Спит он не очень долго, часа полтора, и пробуждается от страшного шума: в комнату въезжает огромный, невиданный пылесос. Управляет им черноволосый маленький человек — мексиканец, наверное, — в наушниках, чтоб не оглохнуть. Наушники оторочены искусственным розовым мехом — как будто индеец с перьями на голове.
Он коротко смеется и тут же делает вид, что спит. Ужасный грохот, как можно спать? Ну не спит, медитирует, зачем-то ведь есть эта комната? Неохота вставать. Давай-ка, катись отсюда, индеец, и без тебя тут негрязно! Тот быстренько проходится жуткой своей машиной — от него буквально в нескольких сантиметрах — все, снова один, тишина.
Он смотрит на часы, закрывает глаза и вызывает образы тех, кто его безусловно любит. Такой управляемый сон, почти целиком подконтрольный сознанию — и все-таки управляемый не совсем.
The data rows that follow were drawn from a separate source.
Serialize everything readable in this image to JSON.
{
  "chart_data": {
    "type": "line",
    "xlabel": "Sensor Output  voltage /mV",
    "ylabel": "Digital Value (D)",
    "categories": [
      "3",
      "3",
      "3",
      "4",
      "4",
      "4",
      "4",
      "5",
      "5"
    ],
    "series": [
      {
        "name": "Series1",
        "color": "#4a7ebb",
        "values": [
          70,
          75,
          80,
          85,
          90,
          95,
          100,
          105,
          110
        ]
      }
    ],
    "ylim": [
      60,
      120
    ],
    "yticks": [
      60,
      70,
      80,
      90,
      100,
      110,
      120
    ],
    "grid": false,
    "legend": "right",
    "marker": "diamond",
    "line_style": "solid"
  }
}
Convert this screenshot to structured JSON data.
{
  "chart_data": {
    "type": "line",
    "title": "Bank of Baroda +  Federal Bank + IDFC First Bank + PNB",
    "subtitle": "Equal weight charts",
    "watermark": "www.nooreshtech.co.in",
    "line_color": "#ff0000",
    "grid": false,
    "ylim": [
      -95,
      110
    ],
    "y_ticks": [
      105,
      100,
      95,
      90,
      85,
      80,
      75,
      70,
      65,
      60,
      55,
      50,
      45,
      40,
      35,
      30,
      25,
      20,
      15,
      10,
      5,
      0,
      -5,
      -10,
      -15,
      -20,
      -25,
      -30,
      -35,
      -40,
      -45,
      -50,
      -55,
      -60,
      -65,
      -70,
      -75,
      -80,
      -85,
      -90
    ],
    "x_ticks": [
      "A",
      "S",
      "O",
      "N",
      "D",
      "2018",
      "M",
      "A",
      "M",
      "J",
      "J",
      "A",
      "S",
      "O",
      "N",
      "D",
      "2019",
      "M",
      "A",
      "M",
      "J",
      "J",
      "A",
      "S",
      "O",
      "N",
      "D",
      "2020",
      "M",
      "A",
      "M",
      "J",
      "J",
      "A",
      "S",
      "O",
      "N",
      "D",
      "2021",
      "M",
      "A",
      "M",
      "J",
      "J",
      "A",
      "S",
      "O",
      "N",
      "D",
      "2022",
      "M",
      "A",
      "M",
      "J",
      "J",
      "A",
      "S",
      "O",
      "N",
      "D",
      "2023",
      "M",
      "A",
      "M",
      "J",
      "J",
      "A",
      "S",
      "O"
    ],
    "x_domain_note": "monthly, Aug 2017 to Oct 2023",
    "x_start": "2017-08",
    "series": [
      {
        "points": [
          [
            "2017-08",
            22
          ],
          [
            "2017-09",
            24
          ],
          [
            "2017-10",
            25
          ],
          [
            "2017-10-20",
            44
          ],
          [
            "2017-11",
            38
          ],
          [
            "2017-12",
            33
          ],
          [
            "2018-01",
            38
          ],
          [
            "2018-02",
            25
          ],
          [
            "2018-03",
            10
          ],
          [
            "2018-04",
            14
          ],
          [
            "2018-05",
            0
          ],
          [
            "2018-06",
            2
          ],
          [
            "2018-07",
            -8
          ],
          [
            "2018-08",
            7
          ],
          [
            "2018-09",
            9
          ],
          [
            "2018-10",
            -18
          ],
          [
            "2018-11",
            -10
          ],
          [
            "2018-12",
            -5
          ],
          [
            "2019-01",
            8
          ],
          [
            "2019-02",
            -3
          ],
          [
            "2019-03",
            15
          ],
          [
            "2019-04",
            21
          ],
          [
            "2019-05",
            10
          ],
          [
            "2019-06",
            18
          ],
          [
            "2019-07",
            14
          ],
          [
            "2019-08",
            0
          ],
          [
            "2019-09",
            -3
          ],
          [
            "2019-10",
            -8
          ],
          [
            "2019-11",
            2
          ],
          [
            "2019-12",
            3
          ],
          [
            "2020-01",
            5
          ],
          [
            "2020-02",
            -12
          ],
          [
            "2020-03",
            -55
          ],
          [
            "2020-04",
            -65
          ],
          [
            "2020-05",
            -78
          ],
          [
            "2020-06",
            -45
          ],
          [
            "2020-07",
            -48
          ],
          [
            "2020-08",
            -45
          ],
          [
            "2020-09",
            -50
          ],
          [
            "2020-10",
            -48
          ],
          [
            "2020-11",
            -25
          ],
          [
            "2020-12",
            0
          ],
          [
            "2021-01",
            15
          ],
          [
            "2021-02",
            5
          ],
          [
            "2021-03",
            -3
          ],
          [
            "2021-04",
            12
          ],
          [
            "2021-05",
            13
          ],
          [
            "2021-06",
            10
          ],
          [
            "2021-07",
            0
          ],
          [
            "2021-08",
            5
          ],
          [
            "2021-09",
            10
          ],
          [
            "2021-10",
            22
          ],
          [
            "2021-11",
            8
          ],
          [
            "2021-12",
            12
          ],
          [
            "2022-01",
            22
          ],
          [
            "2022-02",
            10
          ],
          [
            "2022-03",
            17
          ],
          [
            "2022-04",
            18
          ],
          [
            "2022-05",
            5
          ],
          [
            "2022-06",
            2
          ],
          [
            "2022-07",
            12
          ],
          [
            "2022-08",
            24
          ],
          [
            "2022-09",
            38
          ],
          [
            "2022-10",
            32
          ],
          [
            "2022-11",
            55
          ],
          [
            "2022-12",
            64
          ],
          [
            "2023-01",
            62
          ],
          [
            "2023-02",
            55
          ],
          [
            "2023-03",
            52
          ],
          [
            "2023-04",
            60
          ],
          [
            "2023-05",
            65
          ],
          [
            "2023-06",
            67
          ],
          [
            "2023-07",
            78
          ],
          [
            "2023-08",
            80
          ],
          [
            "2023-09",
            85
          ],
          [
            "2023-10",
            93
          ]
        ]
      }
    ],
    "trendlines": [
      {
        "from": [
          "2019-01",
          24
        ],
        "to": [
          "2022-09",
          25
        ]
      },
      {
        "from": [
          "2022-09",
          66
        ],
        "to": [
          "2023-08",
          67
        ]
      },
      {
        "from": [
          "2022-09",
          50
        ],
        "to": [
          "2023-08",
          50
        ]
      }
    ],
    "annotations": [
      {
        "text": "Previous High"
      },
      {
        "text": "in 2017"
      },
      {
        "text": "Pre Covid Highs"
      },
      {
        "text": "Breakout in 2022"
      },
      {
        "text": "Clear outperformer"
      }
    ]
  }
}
Ему хочется видеть отца — вот он, отец. Он принимает отца целиком, не как носителя свойств и качеств. Они хорошо известны ему — кому же еще их знать, как не сыну? — но к самому отцу, к тайне личности, не имеют словно бы отношения. Добрый, щедрый, самоотверженный — да, конечно, но все это может он сказать, например, и о своих друзьях.
— Как же так? — говорит он отцу. — У меня есть душа, есть талант — не к одной медицине, ты знаешь, но вот — и к музыке был талант, определенно ведь был, я и теперь люблю музыку больше всего, в наше время это не так часто, и что же? Ездить в бессмысленные путешествия, потому что на главной работе не платят, лежать на красном полу, завидовать людям со строгими лицами и определенностью в жизни? — Он, видно, здорово устал, потому что разжалобился до слез.
А чего он, вообще говоря, плачет? Ну, устал, не тот Портленд, друзей не увидел? — еще увидятся, ночь на полу? — сэкономил сколько-то долларов, да и здесь вполне чисто, а что нет отца — одиннадцать лет прошло, а не привыкнуть никак.
От слез становится легче, он смотрит на себя немножко со стороны и видит комизм положения: взрослый дядька в слезах, красный пол, медицинская сумка под головой, и вскоре опять засыпает. И снится ему теперь уже полноценный сон: они с отцом сидят возле поломавшейся машины, рядом с тем местом, куда надевается колесо, сломалась — как называется эта штука? скажем, ступица или втулка, — ясно, что ничего починить нельзя — ни запчастей нет, ни навыков, — они в свое время часто оказывались в таком положении, — просто сидят на земле, и отец говорит ему: «Ты мой родной». Дело не в словах, разумеется, а в содержании, во взгляде отца, который означает, что все идет правильно, как должно идти, и что отцу жалко, что сын его одинок.